Mes Camille Aubin, Catherine Thall Dubé, Elodie Dion et Bob Sotiriadis. Source: Site web de Robic
Mes Camille Aubin, Catherine Thall Dubé, Elodie Dion et Bob Sotiriadis. Source: Site web de Robic
Un litige ardu en matière de brevets a été tranché par la Cour fédérale entre les firmes Sonos et Google.

Sonos et Google s’opposaient sur la propriété intellectuelle qui supporte le fonctionnement de haut-parleurs ayant la capacité de faire de la reconnaissance vocale, et d’exécuter des commandes sur la base de ces commandes vocales.

Google accusait Sonos d’avoir enfreint son brevet canadien en matière de technologie adaptative de contrôle du son, utilisée dans les haut-parleurs intelligents. De son côté, Sonos arguait que le brevet de Google était invalide en raison de l’évidence et du manque d’inventivité.

Ce litige, qui fait l’objet de batailles juridiques aux États-Unis et en Europe, a été tranché par la Cour fédérale qui a donné raison à Sonos.

Il s’agissait d’un des premiers jugements portant sur l’Internet des objets. L’entrecroisement des technologies de pointe et des propriétés intellectuelles s’est révélé être un défi pour les avocats comme pour le juge Russell W.Zinn. Ces haut-parleurs sont composés de nombreuses technologies brevetées, sans qu’aucune de celles-ci ne soit au centre du produit.

Cette affaire illustre comment les avocats sont amenés à faire évoluer leurs pratiques, dans un domaine où la connaissance du droit ne suffit pas à comprendre le dossier, considère Me Camille Aubin du cabinet Robic, qui représentait la firme Sonos.

L’équipe de Robic, dirigée par Me Camille Aubin, était aussi composée de Me Catherine Thall Dubé, Me Elodie Dion, Me Bob Sotiriadis, et de l’agente de brevets Dominique Nolet. Cette dernière a été « une des pierres angulaires de l’équipe », salue Me Aubin.

La complexité et la combinaison des technologies utilisées dans les haut-parleurs à reconnaissance vocale poussent à faire évoluer la manière de procéder. « Cela change la façon avec laquelle les avocats doivent approcher les dossiers », considère Me Camille Aubin, qui souligne la pluridisciplinarité nécessaire pour traiter de telles affaires.

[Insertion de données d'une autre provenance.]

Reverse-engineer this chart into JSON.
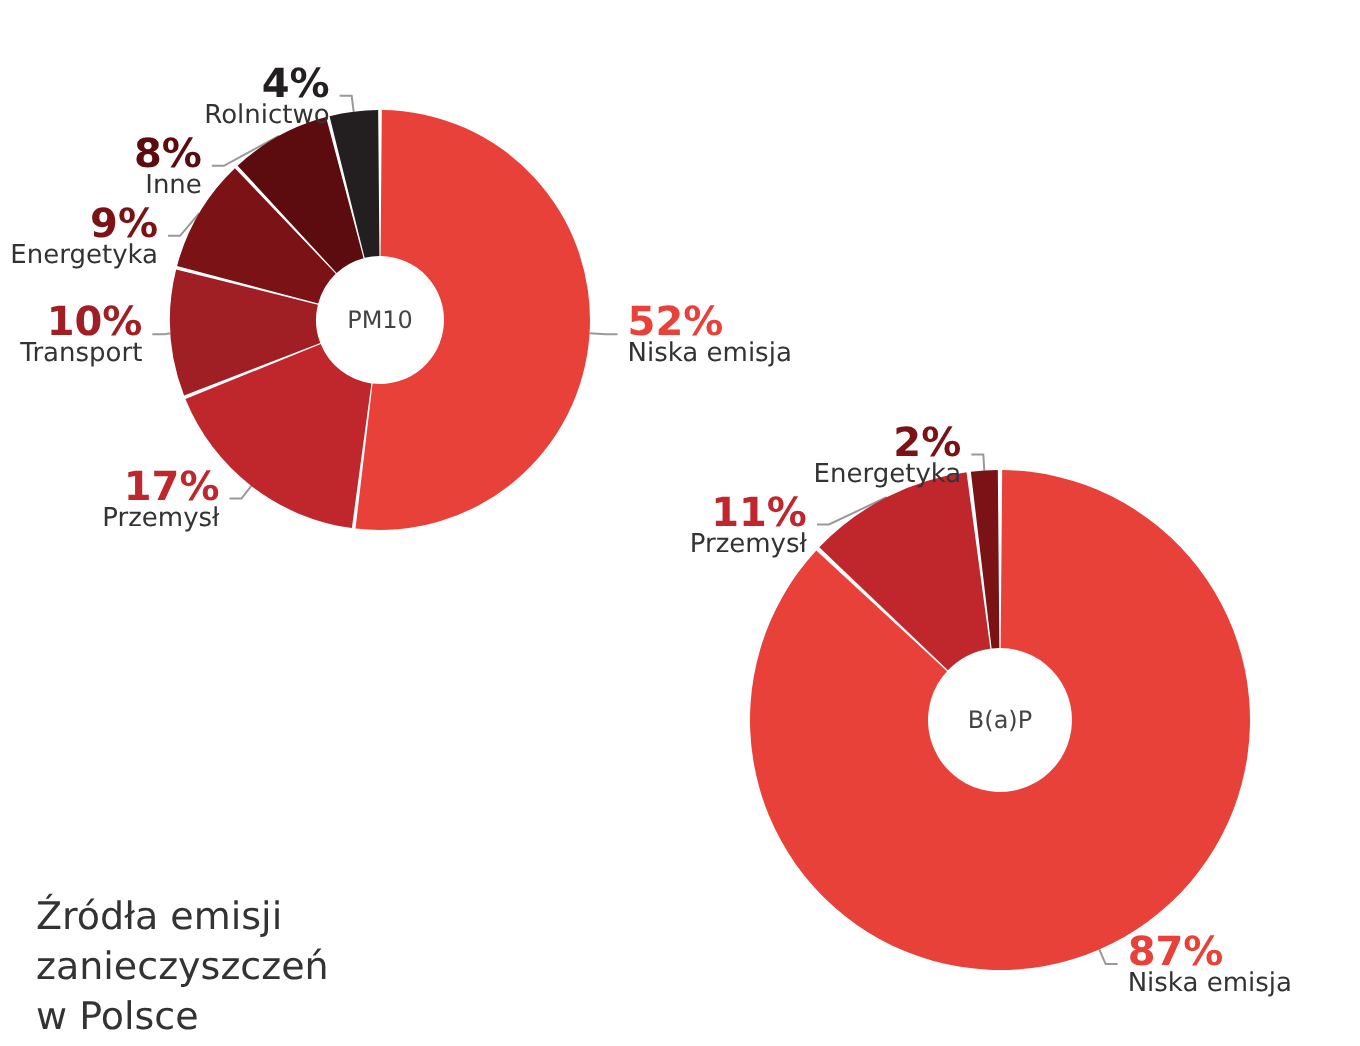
{
  "chart_data": [
    {
      "type": "donut",
      "title": "PM10",
      "categories": [
        "Niska emisja",
        "Przemysł",
        "Transport",
        "Energetyka",
        "Inne",
        "Rolnictwo"
      ],
      "values": [
        52,
        17,
        10,
        9,
        8,
        4
      ],
      "value_labels": [
        "52%",
        "17%",
        "10%",
        "9%",
        "8%",
        "4%"
      ],
      "colors": [
        "#e8413a",
        "#c0272d",
        "#a01f24",
        "#7a1216",
        "#5c0b0e",
        "#231f20"
      ],
      "legend": false
    },
    {
      "type": "donut",
      "title": "B(a)P",
      "categories": [
        "Niska emisja",
        "Przemysł",
        "Energetyka"
      ],
      "values": [
        87,
        11,
        2
      ],
      "value_labels": [
        "87%",
        "11%",
        "2%"
      ],
      "colors": [
        "#e8413a",
        "#c0272d",
        "#7a1216"
      ],
      "legend": false,
      "annotations": [
        "Źródła emisji\nzanieczyszczeń\nw Polsce"
      ]
    }
  ]
}
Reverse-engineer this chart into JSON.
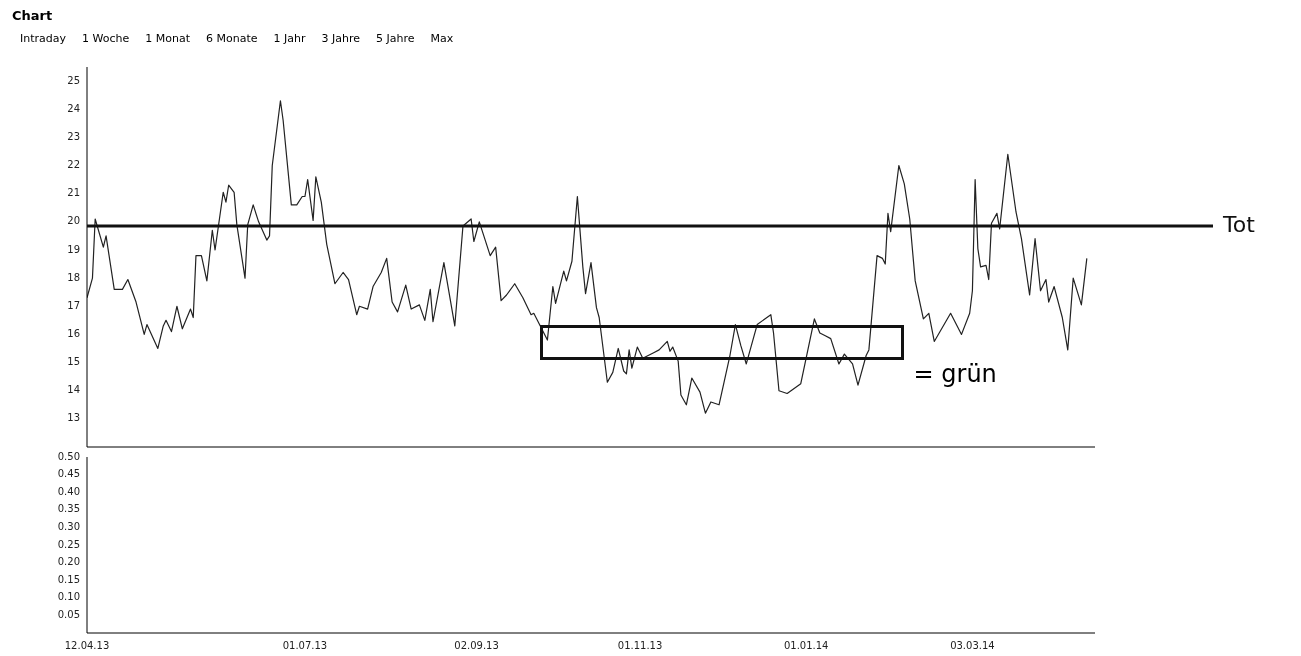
{
  "chart_data": [
    {
      "type": "line",
      "title": "Chart",
      "annotations": [
        "Intraday",
        "1 Woche",
        "1 Monat",
        "6 Monate",
        "1 Jahr",
        "3 Jahre",
        "5 Jahre",
        "Max",
        "= grün"
      ],
      "xlim": [
        "2013-04-12",
        "2014-04-17"
      ],
      "ylim": [
        12,
        25.5
      ],
      "yticks": [
        13,
        14,
        15,
        16,
        17,
        18,
        19,
        20,
        21,
        22,
        23,
        24,
        25
      ],
      "tick_labels": "y",
      "grid": false,
      "legend": false,
      "marker": "none",
      "line_style": "solid",
      "ref_lines": [
        {
          "axis": "y",
          "value": 19.85,
          "label": "Tot",
          "color": "#111111"
        }
      ],
      "series": [
        {
          "color": "#222222",
          "x": [
            "2013-04-12",
            "2013-04-14",
            "2013-04-15",
            "2013-04-18",
            "2013-04-19",
            "2013-04-22",
            "2013-04-25",
            "2013-04-27",
            "2013-04-30",
            "2013-05-03",
            "2013-05-04",
            "2013-05-08",
            "2013-05-10",
            "2013-05-11",
            "2013-05-13",
            "2013-05-15",
            "2013-05-17",
            "2013-05-20",
            "2013-05-21",
            "2013-05-22",
            "2013-05-24",
            "2013-05-26",
            "2013-05-28",
            "2013-05-29",
            "2013-06-01",
            "2013-06-02",
            "2013-06-03",
            "2013-06-05",
            "2013-06-06",
            "2013-06-09",
            "2013-06-10",
            "2013-06-12",
            "2013-06-14",
            "2013-06-17",
            "2013-06-18",
            "2013-06-19",
            "2013-06-22",
            "2013-06-23",
            "2013-06-26",
            "2013-06-28",
            "2013-06-30",
            "2013-07-01",
            "2013-07-02",
            "2013-07-04",
            "2013-07-05",
            "2013-07-07",
            "2013-07-09",
            "2013-07-12",
            "2013-07-15",
            "2013-07-17",
            "2013-07-20",
            "2013-07-21",
            "2013-07-24",
            "2013-07-26",
            "2013-07-29",
            "2013-07-31",
            "2013-08-02",
            "2013-08-04",
            "2013-08-07",
            "2013-08-09",
            "2013-08-12",
            "2013-08-14",
            "2013-08-16",
            "2013-08-17",
            "2013-08-21",
            "2013-08-25",
            "2013-08-28",
            "2013-08-31",
            "2013-09-01",
            "2013-09-03",
            "2013-09-07",
            "2013-09-09",
            "2013-09-11",
            "2013-09-13",
            "2013-09-16",
            "2013-09-19",
            "2013-09-22",
            "2013-09-23",
            "2013-09-28",
            "2013-09-30",
            "2013-10-01",
            "2013-10-04",
            "2013-10-05",
            "2013-10-07",
            "2013-10-09",
            "2013-10-11",
            "2013-10-12",
            "2013-10-14",
            "2013-10-16",
            "2013-10-17",
            "2013-10-20",
            "2013-10-22",
            "2013-10-24",
            "2013-10-26",
            "2013-10-27",
            "2013-10-28",
            "2013-10-29",
            "2013-10-31",
            "2013-11-02",
            "2013-11-06",
            "2013-11-08",
            "2013-11-11",
            "2013-11-12",
            "2013-11-13",
            "2013-11-15",
            "2013-11-16",
            "2013-11-18",
            "2013-11-20",
            "2013-11-23",
            "2013-11-25",
            "2013-11-27",
            "2013-11-30",
            "2013-12-04",
            "2013-12-06",
            "2013-12-08",
            "2013-12-10",
            "2013-12-14",
            "2013-12-19",
            "2013-12-20",
            "2013-12-22",
            "2013-12-25",
            "2013-12-30",
            "2014-01-04",
            "2014-01-06",
            "2014-01-08",
            "2014-01-10",
            "2014-01-13",
            "2014-01-15",
            "2014-01-18",
            "2014-01-20",
            "2014-01-23",
            "2014-01-24",
            "2014-01-27",
            "2014-01-29",
            "2014-01-30",
            "2014-01-31",
            "2014-02-01",
            "2014-02-04",
            "2014-02-06",
            "2014-02-08",
            "2014-02-10",
            "2014-02-13",
            "2014-02-15",
            "2014-02-17",
            "2014-02-23",
            "2014-02-27",
            "2014-03-02",
            "2014-03-03",
            "2014-03-04",
            "2014-03-05",
            "2014-03-06",
            "2014-03-08",
            "2014-03-09",
            "2014-03-10",
            "2014-03-12",
            "2014-03-13",
            "2014-03-16",
            "2014-03-19",
            "2014-03-21",
            "2014-03-24",
            "2014-03-26",
            "2014-03-28",
            "2014-03-30",
            "2014-03-31",
            "2014-04-02",
            "2014-04-05",
            "2014-04-07",
            "2014-04-09",
            "2014-04-12",
            "2014-04-14"
          ],
          "values": [
            17.3,
            18.0,
            20.1,
            19.1,
            19.5,
            17.6,
            17.6,
            17.95,
            17.15,
            16.0,
            16.35,
            15.5,
            16.3,
            16.5,
            16.1,
            17.0,
            16.2,
            16.9,
            16.6,
            18.8,
            18.8,
            17.9,
            19.7,
            19.0,
            21.05,
            20.7,
            21.3,
            21.05,
            19.9,
            18.0,
            19.9,
            20.6,
            20.0,
            19.35,
            19.5,
            22.0,
            24.3,
            23.6,
            20.6,
            20.6,
            20.9,
            20.9,
            21.5,
            20.05,
            21.6,
            20.7,
            19.2,
            17.8,
            18.2,
            17.95,
            16.7,
            17.0,
            16.9,
            17.7,
            18.2,
            18.7,
            17.15,
            16.8,
            17.75,
            16.9,
            17.05,
            16.5,
            17.6,
            16.45,
            18.55,
            16.3,
            19.85,
            20.1,
            19.3,
            20.0,
            18.8,
            19.1,
            17.2,
            17.4,
            17.8,
            17.3,
            16.7,
            16.75,
            15.8,
            17.7,
            17.1,
            18.25,
            17.9,
            18.6,
            20.9,
            18.4,
            17.45,
            18.55,
            16.95,
            16.6,
            14.3,
            14.65,
            15.5,
            14.7,
            14.6,
            15.45,
            14.8,
            15.55,
            15.15,
            15.35,
            15.45,
            15.75,
            15.4,
            15.55,
            15.05,
            13.85,
            13.5,
            14.45,
            13.95,
            13.2,
            13.6,
            13.5,
            15.25,
            16.35,
            15.6,
            14.95,
            16.35,
            16.7,
            16.05,
            14.0,
            13.9,
            14.25,
            16.55,
            16.05,
            15.95,
            15.85,
            14.95,
            15.3,
            14.95,
            14.2,
            15.25,
            15.45,
            18.8,
            18.7,
            18.5,
            20.3,
            19.65,
            22.0,
            21.35,
            20.1,
            17.9,
            16.55,
            16.75,
            15.75,
            16.75,
            16.0,
            16.75,
            17.55,
            21.5,
            19.05,
            18.4,
            18.45,
            17.95,
            19.95,
            20.3,
            19.75,
            22.4,
            20.35,
            19.4,
            17.4,
            19.4,
            17.55,
            17.95,
            17.15,
            17.7,
            16.6,
            15.45,
            18.0,
            17.05,
            18.7
          ]
        }
      ]
    },
    {
      "type": "line",
      "xlim": [
        "2013-04-12",
        "2014-04-17"
      ],
      "xticks": [
        {
          "value": "2013-04-12",
          "label": "12.04.13"
        },
        {
          "value": "2013-07-01",
          "label": "01.07.13"
        },
        {
          "value": "2013-09-02",
          "label": "02.09.13"
        },
        {
          "value": "2013-11-01",
          "label": "01.11.13"
        },
        {
          "value": "2014-01-01",
          "label": "01.01.14"
        },
        {
          "value": "2014-03-03",
          "label": "03.03.14"
        }
      ],
      "ylim": [
        0,
        0.5
      ],
      "yticks": [
        {
          "value": 0.05,
          "label": "0.05"
        },
        {
          "value": 0.1,
          "label": "0.10"
        },
        {
          "value": 0.15,
          "label": "0.15"
        },
        {
          "value": 0.2,
          "label": "0.20"
        },
        {
          "value": 0.25,
          "label": "0.25"
        },
        {
          "value": 0.3,
          "label": "0.30"
        },
        {
          "value": 0.35,
          "label": "0.35"
        },
        {
          "value": 0.4,
          "label": "0.40"
        },
        {
          "value": 0.45,
          "label": "0.45"
        },
        {
          "value": 0.5,
          "label": "0.50"
        }
      ],
      "grid": false,
      "legend": false
    }
  ]
}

« On s’est assuré que des membres de l’équipe avaient la connaissance requise des technologies. Cela porte ses fruits au moment de contre-interroger les experts. »

Un haut-parleur offert au juge

C’est que le degré de complexité a atteint un niveau particulièrement élevé. En mécanique simple, on comprend facilement si on est à l’aise avec la mécanique, illustre Me Camille Aubin. « Quand il s’agit de complexité technologique, l’accompagnement par des experts est indispensable parce que ces technologies ne sont pas aussi intuitives que la mécanique simple. »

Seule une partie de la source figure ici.